One in four high school seniors smokes cigarettes. Most will become adult smokers and half will die prematurely from tobacco’s effects, according to recent report. Here are some tips on helping teens in your house quit.

Last week, thousands of teens and 20-somethings rallied at over 1,000 anti-tobacco events around the country and around the world for the Campaign for Tobacco-Free Kids' 17th annual Kick Butts Day.  But according to a new surgeon general's report about teen smoking, every day should be Kick Butts Day.

One in four high school seniors smokes cigarettes. Most will become adult smokers and half will die prematurely from tobacco's effects according to the report – the first on teens and smoking since 1964. Surgeon General Regina Benjamin called smoking a "pediatric epidemic." While youth smoking rates dropped for a while, they leveled out in 2007.
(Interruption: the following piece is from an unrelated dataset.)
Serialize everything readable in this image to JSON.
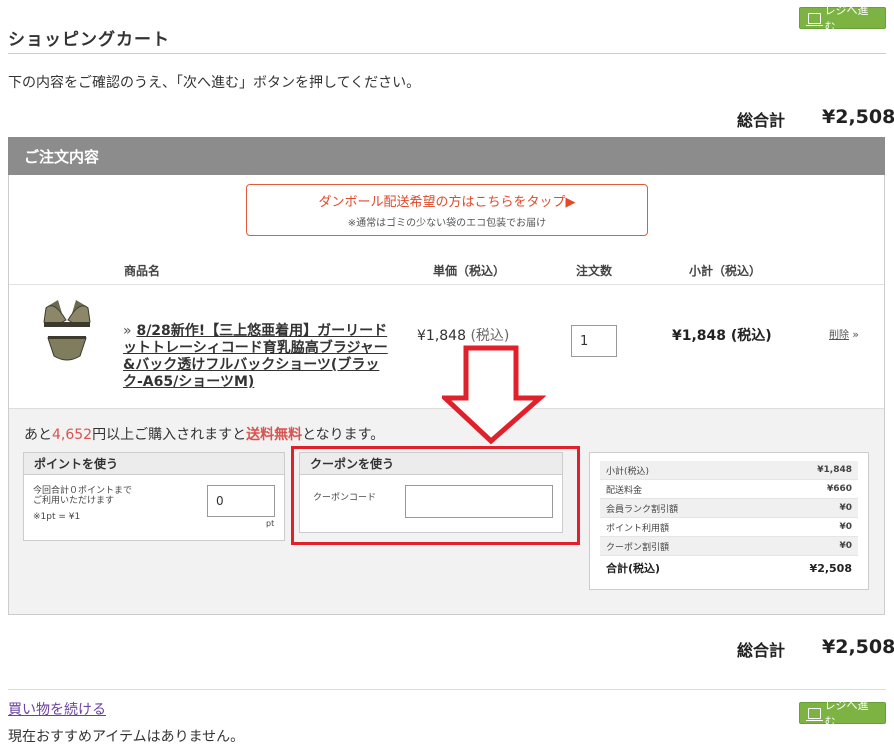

Behind the stall-out? Groups like CTFK say tobacco companies are targeting teens as replacement smokers for the hundreds of thousands of older, long-time smokers dying each year. Benjamin's report says tobacco industry come-ons aimed at young people are using a variety of promotional tricks to get teens to try tobacco – and encourage them to keep using.

How can you help teens in your house resist or quit if they're already smoking? Show – and tell – them this:

Tell them tobacco companies want them hooked. According to the report, Big Tobacco's dreamed up special products to attract younger smokers, and sells them at deep discounts at convenience stores – where a huge percentage of young people go for snacks each week. Like smokeless tobacco in colorful packages and fruity flavors. And cigars and cigarillos in fruit and even candy flavors.

Know that cigarettes are more addictive than ever. A Harvard University study found that the amount of nicotine delivered to a smoker's lungs per cigarette rose 11 percent from 1998 to 2005. That means stopping once you start is more difficult than ever.

Warn that the health effects start now.  If long-term effects like heart attacks, strokes, cancer, lung disease, brittle bones and an early death aren't compelling, tell them about the stuff that'll start happening within days or weeks. Like stinky hair and clothes, bad-looking skin, bad breath, higher risk for injuries (including sports injuries) and slower healing time due to reduced circulation and weakened connective tissue, not-so-hot sports performance due to breathing problems and more sick days due to colds and flu.

Show them the CDC's new ads. A series of graphic anti-smoking videos featuring real people – the Centers for Disease Control and Prevention's "Tips from Former Smokers" campaign – boosted calls to smoking 'quit lines' 77 percent on the campaign's first day and up to 200 percent since then. Watch the ads here.

Help them quit. Your teen can find a quit line here and get more information and support for quitting from the American Lung Association's widely used, successful and voluntary teen quit program Not On Tobacco.

What about you? Any tips for other parents on how to keep kids away from tobacco?